Paus menutup matanya rapat-rapat mendengar jawaban yang diberikan Cloppeh dengan tenang sambil tersenyum.

Herectiq Inquisitor Ke-3 menyadari bahwa dia perlu menenangkan diri dan berbicara, seolah-olah dia sedang melihat orang gila yang tidak dapat mengatasinya. Dia akhirnya mengendurkan tangannya.

“Paus, aku butuh tempat untuk bicara.”

Saat itu, seorang pria berambut merah maju ke depan.

Dia adalah tuan yang dilayani oleh ksatria di depannya.

“Aku akan mengaturnya.”

Balasan desahan Paus keluar.

“Kamu pasti punya banyak pekerjaan yang harus diselesaikan. Aku pikir kita harus mulai dengan memasang pintu baru.”

Saat mata Paus beralih ke pintu depan yang sudah hilang, Herectiq Inquisitor Ke-3 berdeham dan menundukkan kepalanya.

“Aku minta maaf karena terlalu tergesa-gesa. Aku akan menanggung biayanya.”

‘Wah.’

Cale melihat pemandangan itu dan pandangan aneh melintas di matanya.

Paus dan para Herectiq Inquisitor.

Cale mendengar bahwa mereka jelas memiliki hubungan yang tidak bersahabat.

Meskipun demikian, suasana di antara Herectiq Inquisitor Ke-3 dan orang-orang dari pihak Paus tidak seburuk itu. Herectiq Inquisitor Ke-3 menerobos masuk dan membuat kekacauan dengan mendobrak pintu depan, yang membuat para uskup marah, tapi ini adalah kemarahan terhadap situasi, bukan kebencian atau kemarahan terhadap pelaku.

Paus berangkat untuk membereskan situasi ini.

“Uskup ke-3, lanjutkan pekerjaan yang diminta oleh komandan.”

Uskup ke-3 Horns yang seharusnya menghubungi Raon.

Lalu Raon dan Choi Han akan datang ke sini.

“Uskup ke-1, mohon bimbing Herectiq Inquisitor Ke-3 dan Komandan.”

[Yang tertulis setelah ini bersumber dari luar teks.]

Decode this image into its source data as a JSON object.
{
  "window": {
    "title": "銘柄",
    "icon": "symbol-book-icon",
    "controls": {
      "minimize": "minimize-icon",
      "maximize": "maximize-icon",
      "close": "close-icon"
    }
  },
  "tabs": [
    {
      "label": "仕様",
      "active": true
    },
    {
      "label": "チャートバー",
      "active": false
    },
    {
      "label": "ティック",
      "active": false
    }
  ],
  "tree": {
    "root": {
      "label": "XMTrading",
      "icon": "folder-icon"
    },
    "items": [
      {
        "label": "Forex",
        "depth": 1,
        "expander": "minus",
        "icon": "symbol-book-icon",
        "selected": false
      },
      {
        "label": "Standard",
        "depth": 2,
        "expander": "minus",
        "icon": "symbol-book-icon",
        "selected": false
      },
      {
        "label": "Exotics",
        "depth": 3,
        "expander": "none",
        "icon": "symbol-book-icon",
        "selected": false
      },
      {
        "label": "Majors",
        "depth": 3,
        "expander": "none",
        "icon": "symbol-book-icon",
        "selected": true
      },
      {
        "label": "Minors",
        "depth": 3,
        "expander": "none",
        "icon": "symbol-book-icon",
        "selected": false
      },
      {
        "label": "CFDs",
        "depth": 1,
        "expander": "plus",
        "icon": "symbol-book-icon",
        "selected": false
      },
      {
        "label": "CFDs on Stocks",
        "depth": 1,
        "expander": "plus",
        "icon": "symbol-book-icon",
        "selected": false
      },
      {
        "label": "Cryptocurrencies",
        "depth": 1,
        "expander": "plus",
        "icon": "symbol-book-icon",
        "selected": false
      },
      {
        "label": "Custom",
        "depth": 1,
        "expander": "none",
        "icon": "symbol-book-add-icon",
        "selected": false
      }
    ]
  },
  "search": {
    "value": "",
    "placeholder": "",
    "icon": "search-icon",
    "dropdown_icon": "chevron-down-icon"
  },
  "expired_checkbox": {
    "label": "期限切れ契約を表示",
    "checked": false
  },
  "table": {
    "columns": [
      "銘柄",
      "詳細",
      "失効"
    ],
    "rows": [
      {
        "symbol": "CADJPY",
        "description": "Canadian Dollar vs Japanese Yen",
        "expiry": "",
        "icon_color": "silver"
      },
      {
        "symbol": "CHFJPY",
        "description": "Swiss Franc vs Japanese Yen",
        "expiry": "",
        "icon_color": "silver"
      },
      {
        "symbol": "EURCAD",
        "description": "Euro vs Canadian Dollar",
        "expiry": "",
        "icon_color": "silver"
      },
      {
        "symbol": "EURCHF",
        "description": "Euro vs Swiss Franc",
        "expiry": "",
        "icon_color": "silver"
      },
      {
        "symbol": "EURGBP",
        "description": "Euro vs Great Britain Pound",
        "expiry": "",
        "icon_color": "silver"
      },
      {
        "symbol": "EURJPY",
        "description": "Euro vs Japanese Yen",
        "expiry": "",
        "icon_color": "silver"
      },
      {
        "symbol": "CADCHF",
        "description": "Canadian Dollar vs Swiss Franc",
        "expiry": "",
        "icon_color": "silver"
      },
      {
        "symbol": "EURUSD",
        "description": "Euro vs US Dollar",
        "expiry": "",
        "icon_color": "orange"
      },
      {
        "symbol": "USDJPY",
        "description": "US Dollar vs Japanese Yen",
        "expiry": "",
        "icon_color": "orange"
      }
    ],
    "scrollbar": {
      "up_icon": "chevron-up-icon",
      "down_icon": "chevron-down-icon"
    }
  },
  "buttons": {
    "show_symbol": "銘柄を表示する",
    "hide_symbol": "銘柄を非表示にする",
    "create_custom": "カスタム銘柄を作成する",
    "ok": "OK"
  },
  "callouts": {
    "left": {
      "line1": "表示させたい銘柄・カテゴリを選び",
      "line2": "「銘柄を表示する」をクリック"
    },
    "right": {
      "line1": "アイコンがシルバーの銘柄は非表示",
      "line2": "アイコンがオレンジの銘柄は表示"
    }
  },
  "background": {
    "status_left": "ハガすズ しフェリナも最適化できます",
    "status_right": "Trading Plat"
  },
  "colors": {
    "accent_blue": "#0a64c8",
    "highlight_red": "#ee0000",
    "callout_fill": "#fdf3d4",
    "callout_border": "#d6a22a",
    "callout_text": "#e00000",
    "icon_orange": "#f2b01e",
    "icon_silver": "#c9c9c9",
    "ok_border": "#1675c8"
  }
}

Uskup ke-1. Dia yang selalu berada di sisi Paus, sedikit menundukkan kepalanya ke arah Cale lalu mengangkatnya.

Kata Paus sambil melihat ke arah Cale.

“Aku pikir aku yang harus pergi menemui Exion setelah kita bersih-bersih. Aku pikir dia akan memberi aku tawaran segera...”

“Semoga perjalananmu aman.”

Mendengar jawaban Cale yang tenang, Paus tertawa dan memunggungi dia.

Ini adalah pertama kalinya Herectiq Inquisitor Ke-3 melihat Paus berbicara dengan nyaman dengan manusia. Dia memegang kepala dia yang semakin bingung dan mulai berpikir..

‘Bukankah Paus mengangkat Exion dengan tinggi di depan para Herectiq Inquisitor?’

Tapi sekarang dia menyebut Exion hanya Exion.

Di saat yang sama, dia memanggil orang itu.

‘Apa tadi?’

Siapa sebenarnya pria berambut merah itu?

Herectiq Inquisitor Ke-3, dengan penuh keraguan, menoleh untuk melihat Cale dan kemudian berhenti.

‘Hmm’

Pria berambut merah itu diam-diam mengamatinya.

Sama seperti saat Raja Naga mencari apakah orang di depannya berguna atau tidak.

Pada saat ketegangan yang tidak diketahui dirasakan pada manusia, Uskup ke-1 melangkah maju.

“Aku yang akan membimbing kamu.”

***

Ruang tamu yang terletak di paviliun cukup tua, namun penuh dengan keindahan waktu yang dia lalui.

Cale membuka mulutnya sambil menyentuh sandaran tangan kursi yang terkesan tua namun tetap terawat dan menunjukkan usianya.

“Sarung itu.”

Herectiq Inquisitor Ke-3 berhenti.

Saat ini, hanya ada Cale, Cloppeh, Herectiq Inquisitor Ke-3 , dan Uskup ke-1 di ruangan itu.

Chhrrr-

Cloppeh sedang menuangkan teh ke dalam cangkir teh Cale.

Herectiq Inquisitor Ke-3, yang menatap kosong pada hal ini, menggigit bibirnya ketika dia melihat Cale menunjuk ke sarung pedangnya.

Dan Cale berkata sambil tersenyum.

“Pedang Ksatria Penjaga. Kurasa itu adalah sarung pedang itu?”

Chaeng.

Herectiq Inquisitor Ke-3 memegang sarung pedang di tangannya. Sarungnya masih bergetar.

‘Apa yang bisa kulakukan kalau perhatianku begitu terganggu?’

Dia mengerutkan bibirnya.

Pada saat itu dia pikir sudah terlambat untuk berpura-pura tidak tahu.

“Raja Naga pasti sedang putus asa mencari pedang Ksatria Penjaga.”

Tepatnya, Maximilianne, seekor naga yang bisa melihat masa depan, sedang mencari tiga harta karun ratu.

“Kalau aku punya sarungnya, kupikir akan lebih mudah menemukan pedang itu.”

Cale tersenyum cerah.

“Melihatnya, sepertinya Herectiq Inquisitor Ke-3 menyembunyikan sarungnya.”

Nada suara Cale sungguh menenangkan.

“Kenapa kau melakukan itu? Aku sangat penasaran?”

Tawa yang agak menyegarkan keluar dari mulutnya.

“Kurasa pedang itu tidak seharusnya jatuh ke tangan Raja Naga?”

Herectiq Inquisitor Ke-3 menutup matanya rapat-rapat.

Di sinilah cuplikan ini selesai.